综上,非婚生育征收征收社会抚养费属于行政收费。进而依据行政收费理论,非婚生育社会抚养费的征收存在征收范围确定的标准。
(二)非婚生育社会抚养费征收范围标准的确定
非婚生育社会抚养费的征收作为行政收费,应当遵守行政收费的相关原理。有学者认为行政收费应当是以“公平与效率并重”原则为价值理念。因此,行政收费范围分为成本性收费和效率性收费。无论是婚生还是非婚生育社会抚养费的征收,其目的都在于利用费用征收,实现经济补偿,使资源、社会、环境等多方面因素协调发展。但该种补偿并不属于成本补偿,且成本性收费系数“特定受益人的特定受益”,而社会抚养费的征收过程中,存在受益人和受益,却不具有特定性,也无法计算社会抚养的成本,只能实现概括的经济补偿。受益人通过费用的缴纳取得仅是一般的受益资格。换言之,社会抚养费的征收实质上是一种“提高自然资源、公共设施的使用效率”的效率性收费,属于损害“赔偿”费。“赔偿”一词的使用还有待商榷,因其往往带有明显的惩罚性质。生育行为本身牵涉到生命的延续和社会伦理的尊重,不是造成资源浪费的唯一原因。对其征收费用是以经济形式实现资源损耗的概括性补偿,缓解人口增加带来的社会资源使用效率低下,包括过多资源的流失,故属于效率性收费下的损耗补偿费用。回到非婚生育社会抚养费的征收,作为效率性收费中的资源损耗补偿费,“损耗额”是其征收标准确定的标准之一。
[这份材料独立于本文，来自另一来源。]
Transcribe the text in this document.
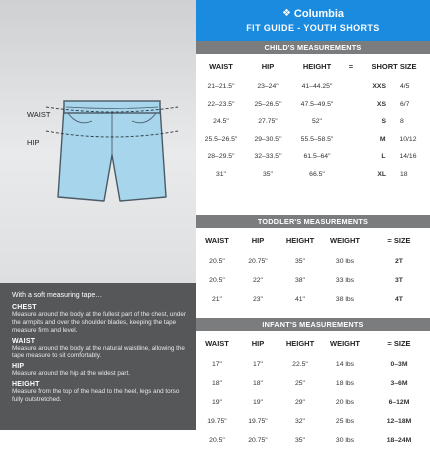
WAIST
HIP
With a soft measuring tape…
CHEST
Measure around the body at the fullest part of the chest, under the armpits and over the shoulder blades, keeping the tape measure firm and level.
WAIST
Measure around the body at the natural waistline, allowing the tape measure to sit comfortably.
HIP
Measure around the hip at the widest part.
HEIGHT
Measure from the top of the head to the heel, legs and torso fully outstretched.
❖ Columbia
FIT GUIDE - YOUTH SHORTS
CHILD'S MEASUREMENTS
WAIST	HIP	HEIGHT	=	SHORT SIZE
21–21.5"	23–24"	41–44.25"	XXS 4/5
22–23.5"	25–26.5"	47.5–49.5"	XS 6/7
24.5"	27.75"	52"	S 8
25.5–26.5"	29–30.5"	55.5–58.5"	M 10/12
28–29.5"	32–33.5"	61.5–64"	L 14/16
31"	35"	66.5"	XL 18
TODDLER'S MEASUREMENTS
WAIST	HIP	HEIGHT	WEIGHT	= SIZE
20.5"	20.75"	35"	30 lbs	2T
20.5"	22"	38"	33 lbs	3T
21"	23"	41"	38 lbs	4T
INFANT'S MEASUREMENTS
WAIST	HIP	HEIGHT	WEIGHT	= SIZE
17"	17"	22.5"	14 lbs	0–3M
18"	18"	25"	18 lbs	3–6M
19"	19"	29"	20 lbs	6–12M
19.75"	19.75"	32"	25 lbs	12–18M
20.5"	20.75"	35"	30 lbs	18–24M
还有学者则认为社会抚养费的征收应当尊重行政收费中的经济诱导性标准,即征收抚养费不是一种补偿性收费,而属于一种经济抑制措施的收费。笔者认为,行政收费是对相对人财产的剥夺,只能在负面性诱导领域进行调节,但经济措施不限于负面的抑制措施,还包括促进性经济措施,属于行政奖励范畴,经济诱导是否完全属于行政收费内的标准还有探讨的空间。值得肯定的是,经济诱导在收费领域确实有着重要的参考价值,无论其以“诱导效果”作为收费标准,还是单纯的作为收费的反射效果。因此,在非婚生育社会抚养费征收标准的判断过程中,“经济诱导选择”另一个判断标准。但“损耗额”和“经济诱导选择”作为两种判断标准,并不能直接运用到非婚生育社会抚养费征收范围的判断当中,还需厘清两个标准需要考虑的相关因素。